Em pouco mais de três meses da implantação da bilhetagem eletrônica no sistema de transporte coletivo em Londrina, cerca de 45 mil pessoas já aderiram ao novo sistema, com a confecção do Cartão Transporte (CT), das quais 25 mil são estudantes. A empresa Transportes Coletivos Grande Londrina (TCGL) espera confeccionar cerca de 80 mil cartões gratuitos.
''É mais prático, pois eu não preciso comprar todos os créditos de uma só vez'', disse o universitário João Francisco Mugnai Neves, de 19 anos. Apesar das facilidades oferecidas pelo CT, há quem lamente a troca dos passes de papel. ''Era muito mais fácil para controlar. Antes eu dava dois passes para o meu filho ir para a escola e tudo bem. Agora, ele sai com todos os créditos no cartão'', declarou a zeladora Sônia Aparecidade Oliveira, de 34 anos. Ela lembra que no primeiro mês de uso, os créditos acabaram em 15 dias.
Segundo o gerente administrativo da TCGL, José Carlos de Lima, houve muitas reclamações no início da implantação. ''Tivemos alguns problemas pois o sistema cobrava dois créditos, além de dúvidas com relação às integrações (em que o passageiro pode diluir a viagem em várias linhas sem precisar ir ao Terminal Central)'', contou Lima. Porém, ele afirmou que a população tem se adaptado bem e que as reclamações estão diminuindo. De acordo como presidente da Companhia Municipal de Trânsito Urbanização (CMTU), Wilson Maria Sella, a venda de passes de papel deve continuar por tempo indefinido.

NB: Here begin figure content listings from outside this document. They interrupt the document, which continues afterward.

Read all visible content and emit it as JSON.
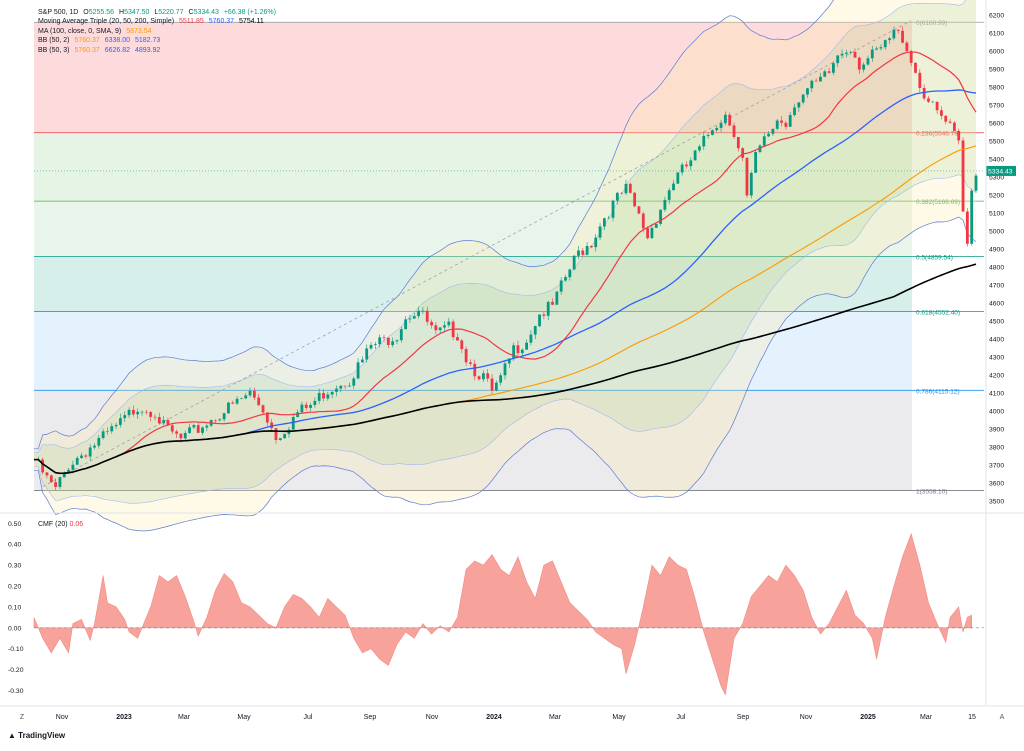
{
  "legend": {
    "symbol": "S&P 500, 1D",
    "o_label": "O",
    "o": "5255.56",
    "h_label": "H",
    "h": "5347.50",
    "l_label": "L",
    "l": "5220.77",
    "c_label": "C",
    "c": "5334.43",
    "change": "+66.38 (+1.26%)",
    "mat_label": "Moving Average Triple (20, 50, 200, Simple)",
    "mat_values": [
      "5511.85",
      "5760.37",
      "5754.11"
    ],
    "ma_label": "MA (100, close, 0, SMA, 9)",
    "ma_value": "5873.54",
    "bb1_label": "BB (50, 2)",
    "bb1_values": [
      "5760.37",
      "6338.00",
      "5182.73"
    ],
    "bb2_label": "BB (50, 3)",
    "bb2_values": [
      "5760.37",
      "6626.82",
      "4893.92"
    ]
  },
  "cmf_label": "CMF (20)",
  "cmf_value": "0.06",
  "brand": "TradingView",
  "corner_left": "Z",
  "corner_right": "A",
  "colors": {
    "ma20": "#f23645",
    "ma50": "#2962ff",
    "ma200": "#000000",
    "ma100": "#ff9800",
    "bb1": "#2962ff",
    "bb2": "#ff9800",
    "up": "#089981",
    "down": "#f23645",
    "cmf": "#f7a39c"
  },
  "chart_data": [
    {
      "type": "line",
      "title": "S&P 500, 1D",
      "x_axis_labels": [
        "Nov",
        "2023",
        "Mar",
        "May",
        "Jul",
        "Sep",
        "Nov",
        "2024",
        "Mar",
        "May",
        "Jul",
        "Sep",
        "Nov",
        "2025",
        "Mar",
        "15"
      ],
      "y_ticks": [
        3500,
        3600,
        3700,
        3800,
        3900,
        4000,
        4100,
        4200,
        4300,
        4400,
        4500,
        4600,
        4700,
        4800,
        4900,
        5000,
        5100,
        5200,
        5300,
        5400,
        5500,
        5600,
        5700,
        5800,
        5900,
        6000,
        6100,
        6200
      ],
      "ylim": [
        3450,
        6240
      ],
      "last_price": "5334.43",
      "fib_levels": [
        {
          "ratio": 0,
          "price": 6160.99,
          "label": "0(6160.99)",
          "color": "#9598a1"
        },
        {
          "ratio": 0.236,
          "price": 5546.79,
          "label": "0.236(5546.79)",
          "color": "#f23645"
        },
        {
          "ratio": 0.382,
          "price": 5166.69,
          "label": "0.382(5166.69)",
          "color": "#4caf50"
        },
        {
          "ratio": 0.5,
          "price": 4859.54,
          "label": "0.5(4859.54)",
          "color": "#089981"
        },
        {
          "ratio": 0.618,
          "price": 4552.4,
          "label": "0.618(4552.40)",
          "color": "#089981"
        },
        {
          "ratio": 0.786,
          "price": 4115.12,
          "label": "0.786(4115.12)",
          "color": "#2196f3"
        },
        {
          "ratio": 1,
          "price": 3558.1,
          "label": "1(3558.10)",
          "color": "#787b86"
        }
      ],
      "price_series": [
        [
          0,
          3750
        ],
        [
          3,
          3640
        ],
        [
          5,
          3580
        ],
        [
          8,
          3720
        ],
        [
          12,
          3800
        ],
        [
          16,
          3870
        ],
        [
          20,
          3950
        ],
        [
          24,
          4050
        ],
        [
          28,
          4020
        ],
        [
          30,
          3930
        ],
        [
          34,
          3860
        ],
        [
          38,
          3920
        ],
        [
          42,
          3990
        ],
        [
          46,
          4050
        ],
        [
          50,
          4120
        ],
        [
          53,
          4030
        ],
        [
          56,
          3880
        ],
        [
          58,
          3920
        ],
        [
          61,
          4010
        ],
        [
          64,
          4050
        ],
        [
          67,
          4120
        ],
        [
          70,
          4170
        ],
        [
          73,
          4200
        ],
        [
          76,
          4300
        ],
        [
          78,
          4380
        ],
        [
          81,
          4410
        ],
        [
          84,
          4450
        ],
        [
          86,
          4550
        ],
        [
          89,
          4580
        ],
        [
          91,
          4510
        ],
        [
          93,
          4440
        ],
        [
          96,
          4480
        ],
        [
          98,
          4450
        ],
        [
          100,
          4320
        ],
        [
          102,
          4250
        ],
        [
          104,
          4210
        ],
        [
          106,
          4120
        ],
        [
          108,
          4190
        ],
        [
          111,
          4360
        ],
        [
          114,
          4420
        ],
        [
          117,
          4560
        ],
        [
          120,
          4600
        ],
        [
          123,
          4760
        ],
        [
          126,
          4900
        ],
        [
          129,
          4960
        ],
        [
          132,
          5100
        ],
        [
          135,
          5200
        ],
        [
          137,
          5250
        ],
        [
          140,
          5100
        ],
        [
          142,
          4990
        ],
        [
          145,
          5150
        ],
        [
          148,
          5300
        ],
        [
          151,
          5380
        ],
        [
          154,
          5470
        ],
        [
          157,
          5600
        ],
        [
          160,
          5670
        ],
        [
          162,
          5580
        ],
        [
          164,
          5420
        ],
        [
          165,
          5200
        ],
        [
          167,
          5430
        ],
        [
          169,
          5520
        ],
        [
          172,
          5640
        ],
        [
          174,
          5620
        ],
        [
          176,
          5740
        ],
        [
          179,
          5800
        ],
        [
          182,
          5850
        ],
        [
          184,
          5900
        ],
        [
          186,
          6000
        ],
        [
          189,
          6050
        ],
        [
          191,
          5950
        ],
        [
          194,
          5990
        ],
        [
          197,
          6050
        ],
        [
          199,
          6120
        ],
        [
          201,
          6100
        ],
        [
          203,
          5980
        ],
        [
          205,
          5830
        ],
        [
          208,
          5700
        ],
        [
          210,
          5650
        ],
        [
          212,
          5590
        ],
        [
          214,
          5500
        ],
        [
          215,
          5120
        ],
        [
          216,
          4950
        ],
        [
          217,
          5280
        ],
        [
          218,
          5334
        ]
      ]
    },
    {
      "type": "area",
      "title": "CMF (20)",
      "y_ticks": [
        -0.3,
        -0.2,
        -0.1,
        0.0,
        0.1,
        0.2,
        0.3,
        0.4,
        0.5
      ],
      "y_tick_labels": [
        "-0.30",
        "-0.20",
        "-0.10",
        "0.00",
        "0.10",
        "0.20",
        "0.30",
        "0.40",
        "0.50"
      ],
      "ylim": [
        -0.36,
        0.54
      ],
      "last_value": "0.06",
      "series": [
        [
          0,
          0.05
        ],
        [
          2,
          -0.05
        ],
        [
          4,
          -0.12
        ],
        [
          6,
          -0.05
        ],
        [
          8,
          -0.12
        ],
        [
          9,
          0.02
        ],
        [
          11,
          0.04
        ],
        [
          13,
          -0.06
        ],
        [
          14,
          0.02
        ],
        [
          16,
          0.25
        ],
        [
          17,
          0.12
        ],
        [
          19,
          0.1
        ],
        [
          21,
          0.04
        ],
        [
          22,
          -0.02
        ],
        [
          24,
          -0.05
        ],
        [
          25,
          0.0
        ],
        [
          27,
          0.1
        ],
        [
          29,
          0.25
        ],
        [
          31,
          0.22
        ],
        [
          33,
          0.25
        ],
        [
          35,
          0.15
        ],
        [
          37,
          0.03
        ],
        [
          38,
          -0.04
        ],
        [
          40,
          0.05
        ],
        [
          42,
          0.18
        ],
        [
          44,
          0.26
        ],
        [
          46,
          0.22
        ],
        [
          48,
          0.12
        ],
        [
          50,
          0.1
        ],
        [
          52,
          0.06
        ],
        [
          54,
          0.02
        ],
        [
          56,
          0.0
        ],
        [
          58,
          0.1
        ],
        [
          60,
          0.16
        ],
        [
          62,
          0.14
        ],
        [
          64,
          0.1
        ],
        [
          66,
          0.05
        ],
        [
          68,
          0.14
        ],
        [
          70,
          0.1
        ],
        [
          72,
          0.06
        ],
        [
          74,
          -0.05
        ],
        [
          76,
          -0.12
        ],
        [
          78,
          -0.1
        ],
        [
          80,
          -0.15
        ],
        [
          82,
          -0.18
        ],
        [
          84,
          -0.08
        ],
        [
          86,
          -0.02
        ],
        [
          88,
          -0.05
        ],
        [
          90,
          0.02
        ],
        [
          92,
          -0.03
        ],
        [
          94,
          0.01
        ],
        [
          96,
          -0.02
        ],
        [
          98,
          0.05
        ],
        [
          100,
          0.28
        ],
        [
          102,
          0.32
        ],
        [
          104,
          0.3
        ],
        [
          106,
          0.35
        ],
        [
          108,
          0.28
        ],
        [
          110,
          0.25
        ],
        [
          112,
          0.34
        ],
        [
          114,
          0.22
        ],
        [
          116,
          0.14
        ],
        [
          118,
          0.3
        ],
        [
          120,
          0.32
        ],
        [
          122,
          0.22
        ],
        [
          124,
          0.12
        ],
        [
          126,
          0.08
        ],
        [
          128,
          0.04
        ],
        [
          130,
          -0.02
        ],
        [
          132,
          -0.05
        ],
        [
          134,
          -0.08
        ],
        [
          136,
          -0.1
        ],
        [
          137,
          -0.22
        ],
        [
          139,
          -0.08
        ],
        [
          141,
          0.1
        ],
        [
          143,
          0.3
        ],
        [
          145,
          0.25
        ],
        [
          147,
          0.34
        ],
        [
          149,
          0.3
        ],
        [
          151,
          0.28
        ],
        [
          153,
          0.14
        ],
        [
          155,
          -0.02
        ],
        [
          157,
          -0.15
        ],
        [
          159,
          -0.28
        ],
        [
          160,
          -0.32
        ],
        [
          162,
          -0.05
        ],
        [
          164,
          0.02
        ],
        [
          166,
          0.15
        ],
        [
          168,
          0.2
        ],
        [
          170,
          0.25
        ],
        [
          172,
          0.22
        ],
        [
          174,
          0.3
        ],
        [
          176,
          0.25
        ],
        [
          178,
          0.18
        ],
        [
          180,
          0.05
        ],
        [
          182,
          -0.03
        ],
        [
          184,
          0.02
        ],
        [
          186,
          0.1
        ],
        [
          188,
          0.18
        ],
        [
          190,
          0.06
        ],
        [
          192,
          0.02
        ],
        [
          194,
          -0.05
        ],
        [
          195,
          -0.15
        ],
        [
          197,
          0.05
        ],
        [
          199,
          0.2
        ],
        [
          201,
          0.34
        ],
        [
          203,
          0.45
        ],
        [
          205,
          0.3
        ],
        [
          207,
          0.12
        ],
        [
          209,
          0.02
        ],
        [
          211,
          -0.07
        ],
        [
          212,
          0.05
        ],
        [
          214,
          0.1
        ],
        [
          215,
          -0.02
        ],
        [
          216,
          0.05
        ],
        [
          217,
          0.06
        ]
      ]
    }
  ]
}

Mas tem gente triste com a adesão à bilhetagem eletrônica. O vendedor de passe José Barbosa Alves, de 62 anos, contou que o lucro dele caiu pela metade. ''Antes passava de um salário mínimo, mas agora não chega a isso'', revelou. Há quatro anos, ele e a esposa sustentam um filho e um neto com dinheiro da venda de passes. ''Agora não sei o que fazer. Vou ver se encontro uma chácara para cuidar'', lamentou o vendedor. Ele constatou que, após a implantação no novo sistema, mais da metade dos colegas dele deixou o serviço.
A bilhetagem eletrônica também visa diminuir a fraude no sistema que, segundo informações da CMTU, chegava a 30% equivalente a R$ 400 mil por mês. Contudo, já tem gente que conseguiu encontrar um brecha para fraudar o novo sistema. ''Um compadre meu pegou o cartão na empresa dele e passou para mim'', revelou um jovem de 26 anos. Ele usa o cartão há pouco mais de um mês e garante nunca ter tido problemas. Mesmo assim, Lima acredita que já houve uma redução no prejuízo, mas que ainda não foi contabilizada. Somente os CTs de estudantes possuem fotografias.
Os estudantes que quiserem fazer o CT devem se dirigir à Loja de Passes da Rua Quintino Bocaiuva, Área Central. Desde ontem a loja voltou a confeccionar os cartões que estavam sendo feitos, há dois meses, em uma unidade improvisada no Shopping Royal Plaza, também na Área Central.